Almost the last time I saw Tom Bradley, I didn't recognize the slumped old man in the far corner of the City Council, whispering to a few friends. It was 1994, and he hadn't been in City Hall since his retirement the year before. He'd returned for what seemed a strange reason: to counter then-Fire Chief Donald Manning's claim that, as mayor, Bradley had permitted segregation in the fire department in the mid-1970s.

Just how quickly Bradley had integrated the city's most segregated department didn't matter to most of us. The job had been done, and whether it had taken a few months or years was an issue for historians, not journalists. But it mattered to Bradley. As he stood to address the council, an amazing thing happened. The years fell away as he unstooped to his full height. His face became young and strong, and in a baritone that filled the entire room, he told us that he had spread black firefighters from their ghetto locations all over the city as soon as he took office. And that was that.

He held on to this vigor as he marched out of the council chamber and into the elevator. You couldn't know what that 15-minute self-rejuvenation had cost him, but you also wondered whether Bradley's decline had really been that rapid. You wondered whether in his last three years in office, moving into his mid-70s, Bradley had not sometimes been, in private, the old man you now saw in public. Whether the mayor who had huddled in his office over all those weekends had had to, because he found the details of his job increasingly daunting.

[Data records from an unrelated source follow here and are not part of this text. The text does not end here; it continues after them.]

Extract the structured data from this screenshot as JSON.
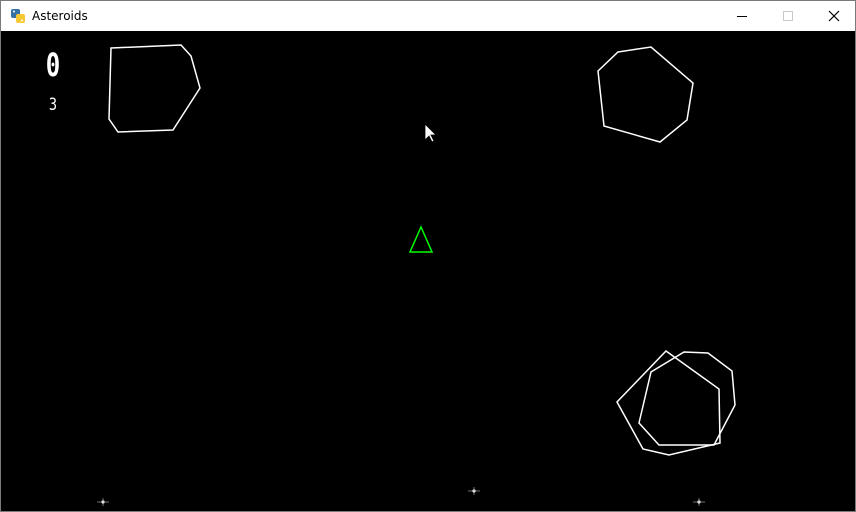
{
  "window": {
    "title": "Asteroids",
    "controls": {
      "minimize": "minimize",
      "maximize": "maximize",
      "close": "close"
    }
  },
  "hud": {
    "score": "0",
    "lives": "3"
  },
  "colors": {
    "background": "#000000",
    "asteroid": "#ffffff",
    "ship": "#00ff00"
  }
}
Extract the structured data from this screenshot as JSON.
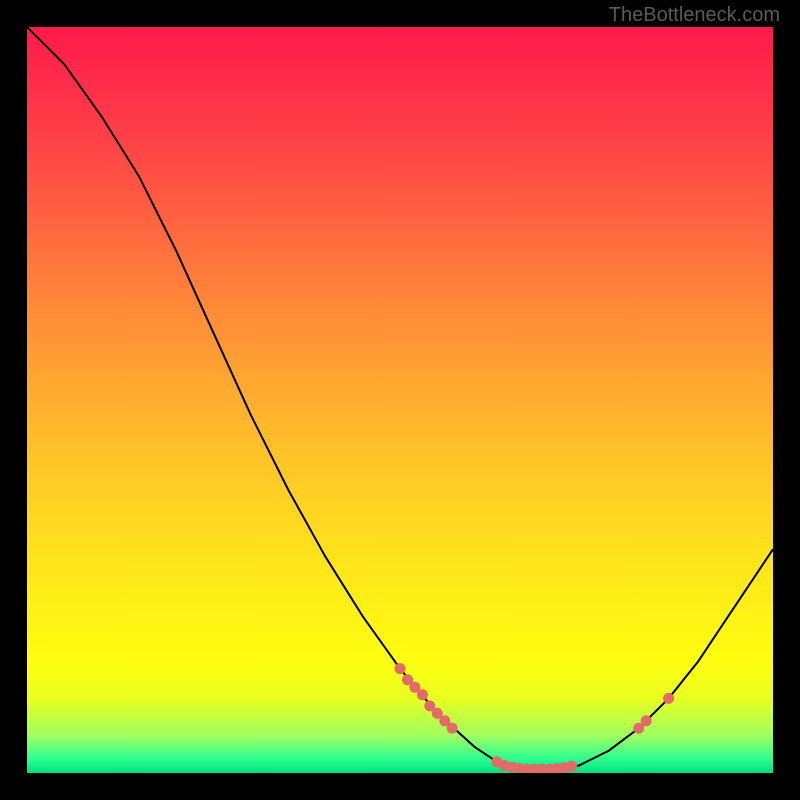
{
  "watermark": "TheBottleneck.com",
  "chart_data": {
    "type": "line",
    "title": "",
    "xlabel": "",
    "ylabel": "",
    "xlim": [
      0,
      100
    ],
    "ylim": [
      0,
      100
    ],
    "curve": [
      {
        "x": 0,
        "y": 100
      },
      {
        "x": 5,
        "y": 95
      },
      {
        "x": 10,
        "y": 88
      },
      {
        "x": 15,
        "y": 80
      },
      {
        "x": 20,
        "y": 70
      },
      {
        "x": 25,
        "y": 59
      },
      {
        "x": 30,
        "y": 48
      },
      {
        "x": 35,
        "y": 38
      },
      {
        "x": 40,
        "y": 29
      },
      {
        "x": 45,
        "y": 21
      },
      {
        "x": 50,
        "y": 14
      },
      {
        "x": 55,
        "y": 8
      },
      {
        "x": 60,
        "y": 3.5
      },
      {
        "x": 63,
        "y": 1.5
      },
      {
        "x": 66,
        "y": 0.5
      },
      {
        "x": 70,
        "y": 0.5
      },
      {
        "x": 74,
        "y": 1
      },
      {
        "x": 78,
        "y": 3
      },
      {
        "x": 82,
        "y": 6
      },
      {
        "x": 86,
        "y": 10
      },
      {
        "x": 90,
        "y": 15
      },
      {
        "x": 94,
        "y": 21
      },
      {
        "x": 98,
        "y": 27
      },
      {
        "x": 100,
        "y": 30
      }
    ],
    "markers": [
      {
        "x": 50,
        "y": 14
      },
      {
        "x": 51,
        "y": 12.5
      },
      {
        "x": 52,
        "y": 11.5
      },
      {
        "x": 53,
        "y": 10.5
      },
      {
        "x": 54,
        "y": 9
      },
      {
        "x": 55,
        "y": 8
      },
      {
        "x": 56,
        "y": 7
      },
      {
        "x": 57,
        "y": 6
      },
      {
        "x": 63,
        "y": 1.5
      },
      {
        "x": 64,
        "y": 1
      },
      {
        "x": 65,
        "y": 0.8
      },
      {
        "x": 66,
        "y": 0.6
      },
      {
        "x": 67,
        "y": 0.5
      },
      {
        "x": 68,
        "y": 0.5
      },
      {
        "x": 69,
        "y": 0.5
      },
      {
        "x": 70,
        "y": 0.5
      },
      {
        "x": 71,
        "y": 0.6
      },
      {
        "x": 72,
        "y": 0.7
      },
      {
        "x": 73,
        "y": 0.9
      },
      {
        "x": 82,
        "y": 6
      },
      {
        "x": 83,
        "y": 7
      },
      {
        "x": 86,
        "y": 10
      }
    ],
    "marker_color": "#e26a68",
    "curve_color": "#000000"
  }
}
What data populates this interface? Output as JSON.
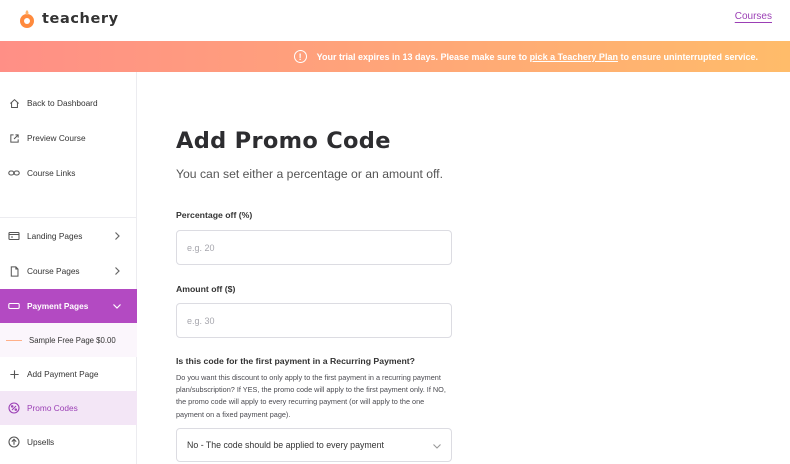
{
  "header": {
    "brand_name": "teachery",
    "nav_link": "Courses",
    "brand_color": "#ff8a3d",
    "accent_color": "#9b3fb5"
  },
  "banner": {
    "icon": "info-icon",
    "text_before": "Your trial expires in 13 days. Please make sure to ",
    "link_text": "pick a Teachery Plan",
    "text_after": " to ensure uninterrupted service."
  },
  "sidebar": {
    "items": [
      {
        "label": "Back to Dashboard",
        "icon": "home-icon"
      },
      {
        "label": "Preview Course",
        "icon": "external-link-icon"
      },
      {
        "label": "Course Links",
        "icon": "link-icon"
      },
      {
        "label": "Landing Pages",
        "icon": "landing-page-icon"
      },
      {
        "label": "Course Pages",
        "icon": "document-icon"
      },
      {
        "label": "Payment Pages",
        "icon": "payment-icon"
      },
      {
        "label": "Sample Free Page $0.00",
        "icon": "dash-icon"
      },
      {
        "label": "Add Payment Page",
        "icon": "plus-icon"
      },
      {
        "label": "Promo Codes",
        "icon": "percent-icon"
      },
      {
        "label": "Upsells",
        "icon": "upsell-icon"
      }
    ]
  },
  "main": {
    "title": "Add Promo Code",
    "subtitle": "You can set either a percentage or an amount off.",
    "percentage_label": "Percentage off (%)",
    "percentage_placeholder": "e.g. 20",
    "amount_label": "Amount off ($)",
    "amount_placeholder": "e.g. 30",
    "recurring_label": "Is this code for the first payment in a Recurring Payment?",
    "recurring_help": "Do you want this discount to only apply to the first payment in a recurring payment plan/subscription? If YES, the promo code will apply to the first payment only. If NO, the promo code will apply to every recurring payment (or will apply to the one payment on a fixed payment page).",
    "recurring_select_value": "No - The code should be applied to every payment"
  }
}
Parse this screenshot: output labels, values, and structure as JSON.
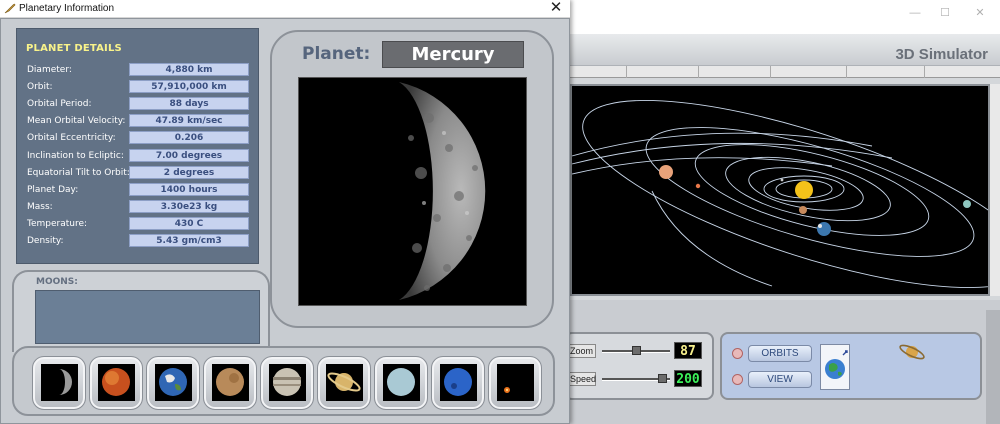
{
  "dialog": {
    "title": "Planetary Information",
    "close_glyph": "✕",
    "details_header": "PLANET DETAILS",
    "rows": [
      {
        "label": "Diameter:",
        "value": "4,880 km"
      },
      {
        "label": "Orbit:",
        "value": "57,910,000 km"
      },
      {
        "label": "Orbital Period:",
        "value": "88 days"
      },
      {
        "label": "Mean Orbital Velocity:",
        "value": "47.89 km/sec"
      },
      {
        "label": "Orbital  Eccentricity:",
        "value": "0.206"
      },
      {
        "label": "Inclination to Ecliptic:",
        "value": "7.00 degrees"
      },
      {
        "label": "Equatorial Tilt to Orbit:",
        "value": "2 degrees"
      },
      {
        "label": "Planet Day:",
        "value": "1400 hours"
      },
      {
        "label": "Mass:",
        "value": "3.30e23 kg"
      },
      {
        "label": "Temperature:",
        "value": "430 C"
      },
      {
        "label": "Density:",
        "value": "5.43 gm/cm3"
      }
    ],
    "planet_label": "Planet:",
    "planet_name": "Mercury",
    "moons_label": "MOONS:",
    "moons": [],
    "thumbnails": [
      "mercury-icon",
      "venus-icon",
      "earth-icon",
      "mars-icon",
      "jupiter-icon",
      "saturn-icon",
      "uranus-icon",
      "neptune-icon",
      "pluto-icon"
    ]
  },
  "simulator": {
    "title": "3D Simulator",
    "window_controls": [
      "—",
      "☐",
      "✕"
    ],
    "zoom_label": "Zoom",
    "zoom_value": "87",
    "speed_label": "Speed",
    "speed_value": "200",
    "orbits_button": "ORBITS",
    "view_button": "VIEW"
  },
  "colors": {
    "details_panel": "#627286",
    "value_box": "#c7d3ef",
    "header_yellow": "#f9f38a",
    "lcd_yellow": "#f8f18d",
    "lcd_green": "#3cf15a"
  }
}
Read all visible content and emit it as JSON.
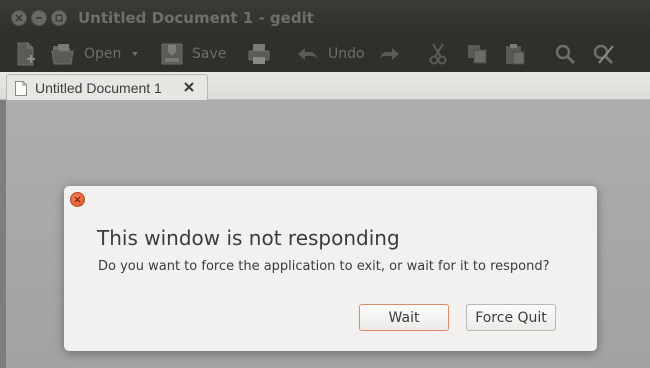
{
  "window": {
    "title": "Untitled Document 1 - gedit",
    "controls": [
      "close-icon",
      "minimize-icon",
      "maximize-icon"
    ]
  },
  "toolbar": {
    "items": [
      {
        "id": "new",
        "icon": "new-document-icon"
      },
      {
        "id": "open",
        "icon": "open-folder-icon",
        "label": "Open"
      },
      {
        "id": "open-menu",
        "icon": "chevron-down-icon"
      },
      {
        "id": "save",
        "icon": "save-icon",
        "label": "Save"
      },
      {
        "id": "print",
        "icon": "print-icon"
      },
      {
        "id": "undo",
        "icon": "undo-icon",
        "label": "Undo"
      },
      {
        "id": "redo",
        "icon": "redo-icon"
      },
      {
        "id": "cut",
        "icon": "cut-icon"
      },
      {
        "id": "copy",
        "icon": "copy-icon"
      },
      {
        "id": "paste",
        "icon": "paste-icon"
      },
      {
        "id": "find",
        "icon": "search-icon"
      },
      {
        "id": "replace",
        "icon": "find-replace-icon"
      }
    ]
  },
  "tabs": [
    {
      "label": "Untitled Document 1",
      "icon": "document-icon",
      "close_icon": "close-icon"
    }
  ],
  "dialog": {
    "title": "This window is not responding",
    "message": "Do you want to force the application to exit, or wait for it to respond?",
    "buttons": {
      "wait": "Wait",
      "force_quit": "Force Quit"
    },
    "close_icon": "close-icon"
  },
  "colors": {
    "titlebar": "#3c3b37",
    "dialog_close": "#dc4e22",
    "default_button_border": "#e0886a"
  }
}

Those were the years of Rodney King and the '92 riots. They were the years when Bradley, whose innate inclusiveness had for decades brought an unbelievable spectrum of individuals into his coalition, found himself unable to control his own police department – even after the riot caused by the King verdict. They were the years when the city's 15-year economic miracle turned topsy-turvy, with minorites left at the short end of the stick. They were the years of a fifth term which – following some major personal-finance scandals – perhaps ought not to have happened.

Now that he's gone, it's easier to forget those years. I can remember instead the incredible statewide support Tom Bradley found for his narrowly lost 1982 gubernatorial bid, the enthusiasm of poor whites and Latinos in little San Joaquin Valley tank towns for the big, black man from the city. Tom Bradley was already a national figure. People like me, sick of frozen slush and a screaming little idiot bigot of a mayor, left New York's winter and Ed Koch to move to a great city that practiced a politics of diminished, not increased, racial divisions.

“Inclusion's now a cliche, but it was then real,” says John Stodder, who worked with Bradley for six years. “He didn't pick fights. He brought people together.”

He had to, taking office as he did a handful of years after the Watts Riots that some believed had spelled the end of Los Angeles as a major metropolis. “He took a Los Angeles that was having trouble identifying as an important national city and left it a world capital,” Stodder recalls.

Bradley is also credited with our downtown skyline, which was propelled by, and even propelled, the '80s boom. Bradley's own favorite accomplishment was the 1984 Olympics, but critics contend that after that year, Bradley's interest in his job diminished. Stodder believes that a more lasting Bradley accomplishment was cleaning up the region's air. Before Bradley, he recalls, “W e had a brown sky. Without him, the labor and business factions would never have agreed to [AQMD] strictures.”

Rafe Sonnenshein, chief executive for the Appointed Charter Commission, recalls the Bradley administration's incredible openness to newcomers. Freshly arrived in the 1970s from the East, Sonnenshein soon found himself working in Bradley's office, in an incredibly enthusiastic consortium of “every ethnicity imaginable.” Sonnenshein has since written the definitive book on the Jewish-black center of that Bradley coalition.

In the midst of this melding, Bradley himself remained a lonely mystery to many. One early close supporter said her relationship with the mayor chilled “the moment I told him how much working for him meant to me.”

Such detachment, however, failed to create successors in the Bradley tradition. His City Council proteges, Bob Farrell and Dave Cunningham, fell by the wayside and retired in mid-term. The only city elected official who still practices Bradley-like coalition politics is City Attorney Jim Hahn, but he inherited his style from his father, the late Supervisor Kenny Hahn. Bradley's personal “surrogate son,” Ezuniel Burts, spent 15 comfortable years heading the Department of Harbors before jumping over to the Chamber of Commerce. He's shown no interest in electoral politics.

Aside from political progeny and his public duties as mayor, Bradley remained an avatar of solitary determination. Out of office at 75, he could have declared himself retired. Instead, he resumed the practice of law that he had abandoned 30 years before. He pedaled his exercycle to stay trim. Then, in 1996, a stroke and heart attack finally silenced the great baritone. Even so, as Controller Rick Tuttle pointed out, Bradley's mind remained alert and “he showed what a person with a major disability could do,” taking positions on issues and endorsing candidates.

What we're left with now is the memory of the Bradley paradox: an aloof, solitary and determined man who somehow brought this city's populations together as never before. Or since.